The Not So Free Stuff
So, want a little more out of this solution? Nearpod also allows you to embed premium features such as an embeddable web object slide (kind of like a HTML iframe but full screen) that students can explore independently until you press the next button, native Vimeo and YouTube support (these are the exception to the teacher controlled aspect as students will have to hit play themselves). If you’ve bought their VR headsets (or got one for free through their various competitions and refferal program), you can also embed virtual ‘field trips’ created by the team for students to explore.
You can also ask on the fly questions or DrawIts during a live lesson by clicking on the Nearpod icon mid lesson and selecting the relevant option and have much bigger lessons made.
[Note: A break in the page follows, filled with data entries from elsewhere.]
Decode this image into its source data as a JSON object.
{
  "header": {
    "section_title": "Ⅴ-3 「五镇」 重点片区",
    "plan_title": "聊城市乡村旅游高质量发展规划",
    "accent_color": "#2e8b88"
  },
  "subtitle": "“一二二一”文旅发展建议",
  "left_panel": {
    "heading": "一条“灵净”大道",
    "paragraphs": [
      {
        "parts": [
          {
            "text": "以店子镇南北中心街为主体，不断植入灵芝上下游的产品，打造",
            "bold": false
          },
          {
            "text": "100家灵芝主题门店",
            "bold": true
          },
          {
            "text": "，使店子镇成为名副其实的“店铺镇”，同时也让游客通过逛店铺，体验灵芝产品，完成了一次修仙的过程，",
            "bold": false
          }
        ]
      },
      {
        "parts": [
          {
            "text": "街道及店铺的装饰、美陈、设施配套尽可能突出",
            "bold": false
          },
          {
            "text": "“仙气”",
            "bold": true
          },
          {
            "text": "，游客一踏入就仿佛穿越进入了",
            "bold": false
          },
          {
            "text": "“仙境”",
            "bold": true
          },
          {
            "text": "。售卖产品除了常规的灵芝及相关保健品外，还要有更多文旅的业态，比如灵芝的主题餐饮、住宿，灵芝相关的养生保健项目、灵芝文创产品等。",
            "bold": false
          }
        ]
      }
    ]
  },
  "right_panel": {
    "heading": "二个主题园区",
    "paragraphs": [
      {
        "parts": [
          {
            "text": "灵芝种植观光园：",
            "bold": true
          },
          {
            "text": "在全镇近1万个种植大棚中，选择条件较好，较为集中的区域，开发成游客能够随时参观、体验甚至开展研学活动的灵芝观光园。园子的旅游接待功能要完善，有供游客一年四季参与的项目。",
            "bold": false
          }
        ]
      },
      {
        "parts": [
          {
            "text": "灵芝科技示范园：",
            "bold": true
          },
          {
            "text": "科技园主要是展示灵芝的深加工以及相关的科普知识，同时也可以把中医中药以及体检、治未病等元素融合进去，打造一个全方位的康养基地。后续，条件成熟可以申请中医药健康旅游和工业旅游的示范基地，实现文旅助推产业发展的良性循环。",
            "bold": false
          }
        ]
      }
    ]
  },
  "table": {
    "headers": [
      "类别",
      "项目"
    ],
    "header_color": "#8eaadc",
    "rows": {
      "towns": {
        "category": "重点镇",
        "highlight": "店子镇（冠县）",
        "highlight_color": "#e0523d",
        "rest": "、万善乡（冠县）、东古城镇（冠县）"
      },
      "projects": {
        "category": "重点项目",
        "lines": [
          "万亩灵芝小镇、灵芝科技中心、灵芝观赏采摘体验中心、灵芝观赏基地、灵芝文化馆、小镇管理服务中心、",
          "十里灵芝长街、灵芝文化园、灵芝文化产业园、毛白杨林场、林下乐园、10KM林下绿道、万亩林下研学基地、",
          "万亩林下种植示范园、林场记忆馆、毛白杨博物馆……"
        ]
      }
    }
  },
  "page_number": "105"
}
The pinnacle I’ve seen though of premium, is you can turn this teacher controlled wonder app on it’s head and set the whole thing as a student paced eLearning package by using “Homework Mode”. This time it generates another unique code, but you don’t need to be there to deliver the lesson, and students will sign in and complete it at their own pace. You’ll still get results in time once they complete the course, albeit a little slower.
Overall I think this is a great pieces of software and after seeing success at Lancashire Teaching Hospitals in our undergraduate clinical education team in The Health Academy, we tried it and decided to roll it out to other student and staff training.
If you’re a teacher who looking at getting their feet wet in using BYOD or supplied iPads/Tablets/Chromebooks/Other devices in the classroom, give it a try. If you you’re not keen on it I will be covering other solutions in the future so have no fear! If you do like it or have used it before, what were your impressions of it? Would you pay for it? Feel free to leave a comment down below.
Nearpod, a great tool for teaching near or far!